Many of the interactions we have now are shaped less by ongoing relationships and more by roles that shift, rotate, and move quickly. We meet each other through positions, responsibilities, and short windows of exchange, often without the shared context that used to build over time.
Now, we are constantly interacting with people whose sense-making processes were built in entirely different environments, leaving us with little common ground.
They have very different lenses — different experiences, different assumptions, different ways of making sense of the same moment. Even when the words are shared, what they point to isn’t always shared.
That isn’t a problem in itself — it’s what happens in a highly connected world.
That’s where things start to slip — not only in what is said, but also in how it is heard.

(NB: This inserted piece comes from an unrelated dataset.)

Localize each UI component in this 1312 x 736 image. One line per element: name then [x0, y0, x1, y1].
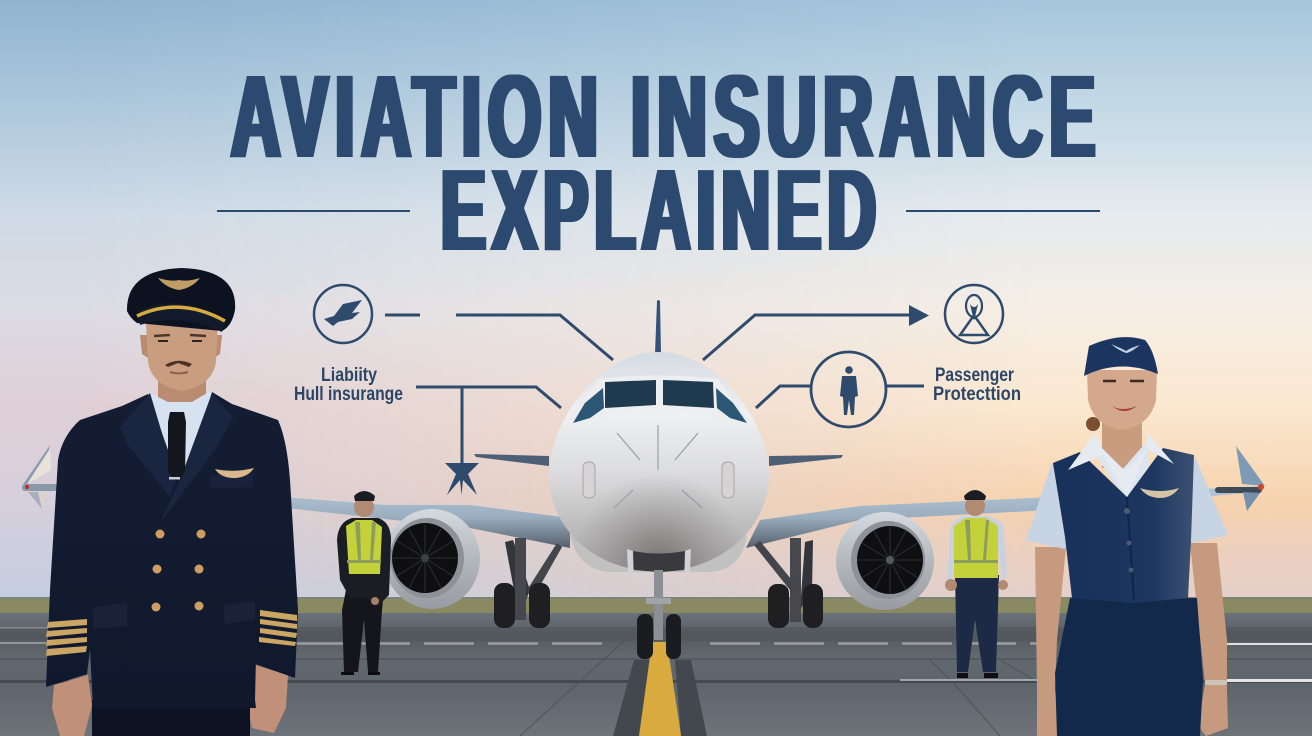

Not because people don’t care, and not because someone isn’t trying, but because what we’re hearing doesn’t match what we expected to hear. A word lands differently than intended. A response feels off, and something that seemed aligned a moment ago suddenly doesn’t.

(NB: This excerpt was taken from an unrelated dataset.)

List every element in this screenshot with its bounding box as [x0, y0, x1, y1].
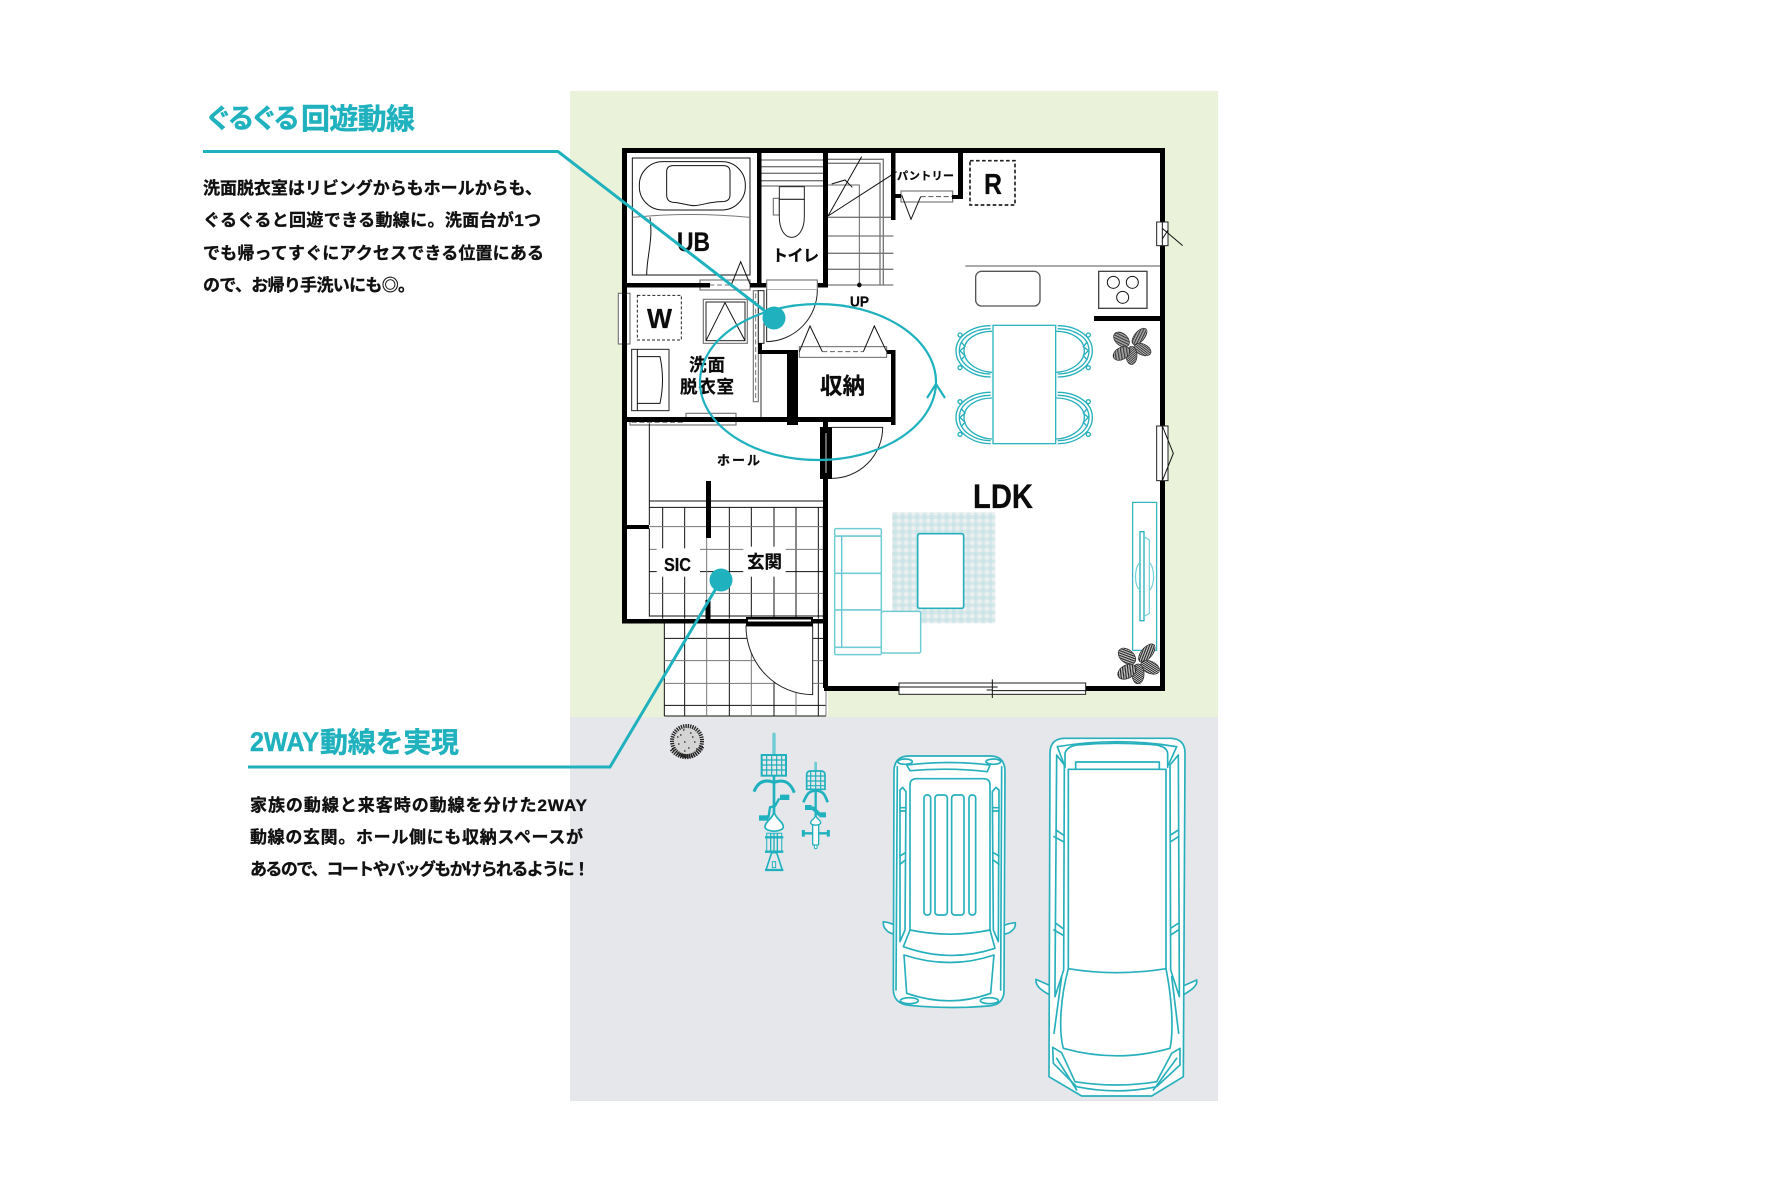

From there, it moves quickly. What the other person says starts to feel deliberate. What we heard starts to feel complete. And the gap between those two closes into a conclusion.
“They don’t see it the way I do.”
“They’re missing something obvious.”
“They’re choosing to respond this way.”
And once that happens, the conversation begins to narrow. Not by decision, but by how it now feels.

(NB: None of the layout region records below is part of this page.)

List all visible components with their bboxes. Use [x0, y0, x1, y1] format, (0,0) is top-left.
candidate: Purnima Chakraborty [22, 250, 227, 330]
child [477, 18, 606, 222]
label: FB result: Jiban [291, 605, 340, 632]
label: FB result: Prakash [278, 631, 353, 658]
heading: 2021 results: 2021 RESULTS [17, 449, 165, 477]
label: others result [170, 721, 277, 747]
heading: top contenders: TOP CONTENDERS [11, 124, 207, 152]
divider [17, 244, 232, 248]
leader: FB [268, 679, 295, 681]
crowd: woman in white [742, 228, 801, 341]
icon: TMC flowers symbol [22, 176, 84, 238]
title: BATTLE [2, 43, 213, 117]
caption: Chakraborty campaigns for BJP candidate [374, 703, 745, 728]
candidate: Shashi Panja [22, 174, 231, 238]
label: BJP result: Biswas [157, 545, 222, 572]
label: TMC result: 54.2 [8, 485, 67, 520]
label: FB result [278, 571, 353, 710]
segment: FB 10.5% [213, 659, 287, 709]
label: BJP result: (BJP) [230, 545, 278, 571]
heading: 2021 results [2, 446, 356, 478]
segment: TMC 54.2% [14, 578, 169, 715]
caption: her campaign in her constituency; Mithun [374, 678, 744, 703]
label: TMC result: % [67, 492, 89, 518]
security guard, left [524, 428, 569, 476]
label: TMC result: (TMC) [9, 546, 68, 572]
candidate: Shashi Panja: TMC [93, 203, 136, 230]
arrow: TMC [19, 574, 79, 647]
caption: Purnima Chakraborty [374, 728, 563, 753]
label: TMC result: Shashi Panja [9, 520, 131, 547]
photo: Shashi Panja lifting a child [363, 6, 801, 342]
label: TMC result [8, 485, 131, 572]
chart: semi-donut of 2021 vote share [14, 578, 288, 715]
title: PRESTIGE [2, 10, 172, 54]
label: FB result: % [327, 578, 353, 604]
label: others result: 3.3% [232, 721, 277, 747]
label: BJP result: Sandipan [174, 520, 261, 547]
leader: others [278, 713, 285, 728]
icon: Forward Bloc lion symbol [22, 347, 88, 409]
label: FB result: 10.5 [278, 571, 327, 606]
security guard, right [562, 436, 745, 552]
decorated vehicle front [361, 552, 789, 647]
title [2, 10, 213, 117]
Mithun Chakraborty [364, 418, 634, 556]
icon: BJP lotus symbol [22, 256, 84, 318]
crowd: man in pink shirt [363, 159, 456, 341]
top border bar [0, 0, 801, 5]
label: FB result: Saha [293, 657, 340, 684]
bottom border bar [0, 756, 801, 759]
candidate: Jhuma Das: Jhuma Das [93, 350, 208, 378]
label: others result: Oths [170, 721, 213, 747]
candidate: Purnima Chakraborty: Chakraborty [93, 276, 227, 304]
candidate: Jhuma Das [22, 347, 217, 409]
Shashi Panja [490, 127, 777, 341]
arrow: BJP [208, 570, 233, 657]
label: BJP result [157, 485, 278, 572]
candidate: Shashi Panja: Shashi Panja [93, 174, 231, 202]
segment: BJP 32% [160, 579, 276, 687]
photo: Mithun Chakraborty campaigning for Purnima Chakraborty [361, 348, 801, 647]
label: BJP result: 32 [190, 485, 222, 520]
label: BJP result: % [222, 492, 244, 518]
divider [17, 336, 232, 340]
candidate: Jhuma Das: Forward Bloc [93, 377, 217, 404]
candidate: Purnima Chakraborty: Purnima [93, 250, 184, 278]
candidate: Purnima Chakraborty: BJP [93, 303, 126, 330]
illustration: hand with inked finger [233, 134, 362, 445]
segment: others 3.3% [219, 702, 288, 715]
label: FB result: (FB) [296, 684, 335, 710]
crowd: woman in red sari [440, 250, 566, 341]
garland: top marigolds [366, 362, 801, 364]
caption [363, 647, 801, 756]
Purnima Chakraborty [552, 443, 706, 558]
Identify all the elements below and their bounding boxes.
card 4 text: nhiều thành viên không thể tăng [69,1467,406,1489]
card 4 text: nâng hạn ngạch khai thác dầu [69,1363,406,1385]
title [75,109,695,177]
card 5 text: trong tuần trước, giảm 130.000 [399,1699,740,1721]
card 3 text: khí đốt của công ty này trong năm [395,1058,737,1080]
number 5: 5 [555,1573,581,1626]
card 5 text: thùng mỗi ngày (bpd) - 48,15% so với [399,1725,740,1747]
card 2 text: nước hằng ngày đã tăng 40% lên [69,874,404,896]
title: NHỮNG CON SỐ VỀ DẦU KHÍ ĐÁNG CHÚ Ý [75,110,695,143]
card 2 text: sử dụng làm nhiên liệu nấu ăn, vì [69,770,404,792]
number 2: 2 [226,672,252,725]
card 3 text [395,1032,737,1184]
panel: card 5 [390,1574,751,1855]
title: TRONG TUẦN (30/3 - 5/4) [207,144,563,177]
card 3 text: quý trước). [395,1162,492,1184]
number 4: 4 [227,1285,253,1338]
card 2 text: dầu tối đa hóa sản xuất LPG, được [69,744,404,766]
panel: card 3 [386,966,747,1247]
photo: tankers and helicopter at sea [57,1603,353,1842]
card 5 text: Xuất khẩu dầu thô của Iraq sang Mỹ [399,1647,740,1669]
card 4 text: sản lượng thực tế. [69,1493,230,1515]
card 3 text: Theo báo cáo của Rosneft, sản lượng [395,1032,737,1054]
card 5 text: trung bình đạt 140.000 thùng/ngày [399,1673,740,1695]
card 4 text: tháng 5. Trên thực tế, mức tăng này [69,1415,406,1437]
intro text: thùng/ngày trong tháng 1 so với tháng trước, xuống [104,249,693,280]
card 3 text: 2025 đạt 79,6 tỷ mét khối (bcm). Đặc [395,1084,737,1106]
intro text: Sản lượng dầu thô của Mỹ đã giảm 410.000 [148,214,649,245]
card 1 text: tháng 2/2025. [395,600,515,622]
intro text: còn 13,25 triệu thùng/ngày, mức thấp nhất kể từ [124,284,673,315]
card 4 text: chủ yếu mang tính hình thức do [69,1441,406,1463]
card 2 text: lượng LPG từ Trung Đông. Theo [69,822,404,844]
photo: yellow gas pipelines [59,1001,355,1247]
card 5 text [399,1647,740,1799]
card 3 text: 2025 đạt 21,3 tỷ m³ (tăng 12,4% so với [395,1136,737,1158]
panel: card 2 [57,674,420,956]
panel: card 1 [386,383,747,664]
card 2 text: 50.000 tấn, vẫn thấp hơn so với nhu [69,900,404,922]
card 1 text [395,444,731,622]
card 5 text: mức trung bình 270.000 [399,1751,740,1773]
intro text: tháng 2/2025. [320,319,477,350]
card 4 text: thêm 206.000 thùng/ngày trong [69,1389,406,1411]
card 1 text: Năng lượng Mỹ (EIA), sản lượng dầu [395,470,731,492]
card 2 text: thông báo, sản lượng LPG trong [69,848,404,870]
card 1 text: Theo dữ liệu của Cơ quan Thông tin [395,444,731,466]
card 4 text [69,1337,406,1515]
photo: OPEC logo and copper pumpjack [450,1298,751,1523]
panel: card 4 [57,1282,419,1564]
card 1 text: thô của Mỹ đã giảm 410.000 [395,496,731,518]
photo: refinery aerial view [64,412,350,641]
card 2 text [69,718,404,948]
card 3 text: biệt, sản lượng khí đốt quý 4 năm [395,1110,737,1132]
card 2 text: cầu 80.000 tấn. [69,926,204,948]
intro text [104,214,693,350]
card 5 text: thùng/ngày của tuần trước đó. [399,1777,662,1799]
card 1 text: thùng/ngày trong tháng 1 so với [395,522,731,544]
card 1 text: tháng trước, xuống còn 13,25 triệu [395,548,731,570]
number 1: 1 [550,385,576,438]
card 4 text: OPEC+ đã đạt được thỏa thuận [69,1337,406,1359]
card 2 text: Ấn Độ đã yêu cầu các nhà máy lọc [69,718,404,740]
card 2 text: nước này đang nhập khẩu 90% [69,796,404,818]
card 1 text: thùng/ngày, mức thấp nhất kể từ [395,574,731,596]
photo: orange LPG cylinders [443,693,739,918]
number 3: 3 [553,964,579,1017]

And in that moment, it doesn’t feel like something happening between two people.
It feels like something that is already settled.
The immediate reaction in those moments doesn’t feel optional. The reaction is already there. The interpretation already carries weight. The response feels like the only thing that makes sense to say or do.
But, from within it, there isn’t a sense of choosing between alternatives. There is just what fits, given what is being seen.
And the same is true on the other side.
We don’t experience someone else's response as a natural reflex. It appears as an active decision — a calculated move they didn't have to make.
That’s where blame begins to take hold.
Not because it’s chosen, but because what appears already looks deliberate.
But if what is showing up is already the only response that makes sense from within that moment, then the situation changes.
Not in what is being said, but in how it is understood.
It becomes harder to reduce it to someone being careless, or stubborn, or unwilling to see. And it becomes clearer that what is happening is constrained by what is visible from where each of us stands.
In the moment, it rarely feels that way.
It feels like something was said that shouldn’t have been.
Like something was missed that should have been obvious.
Like conversation has already gone somewhere it can’t come back from.
And once it feels that way, the response follows. The explanation forms, and the distance widens.
But something else is there, at the same time.
Not as an idea, and not as something we try to do, but as part of what is already happening. Even when the responses don’t match, there is still an effort to make sense of what’s happening — a response to uncertainty, a search for footing.
That’s easy to miss.
Because the narrative that emerges looks so different.
And if that begins to register, even slightly, what is possible in that moment starts to change.
Disagreement doesn't disappear. But what we are relating to changes. We stop seeing an opponent, and start seeing someone who is moving from very similar biological impulses we are — someone just trying to find their footing in a rush of assumptions.
When we finally see that shared reality, we are no longer just looking at the conflict. We are looking at something underneath it that has been there all along.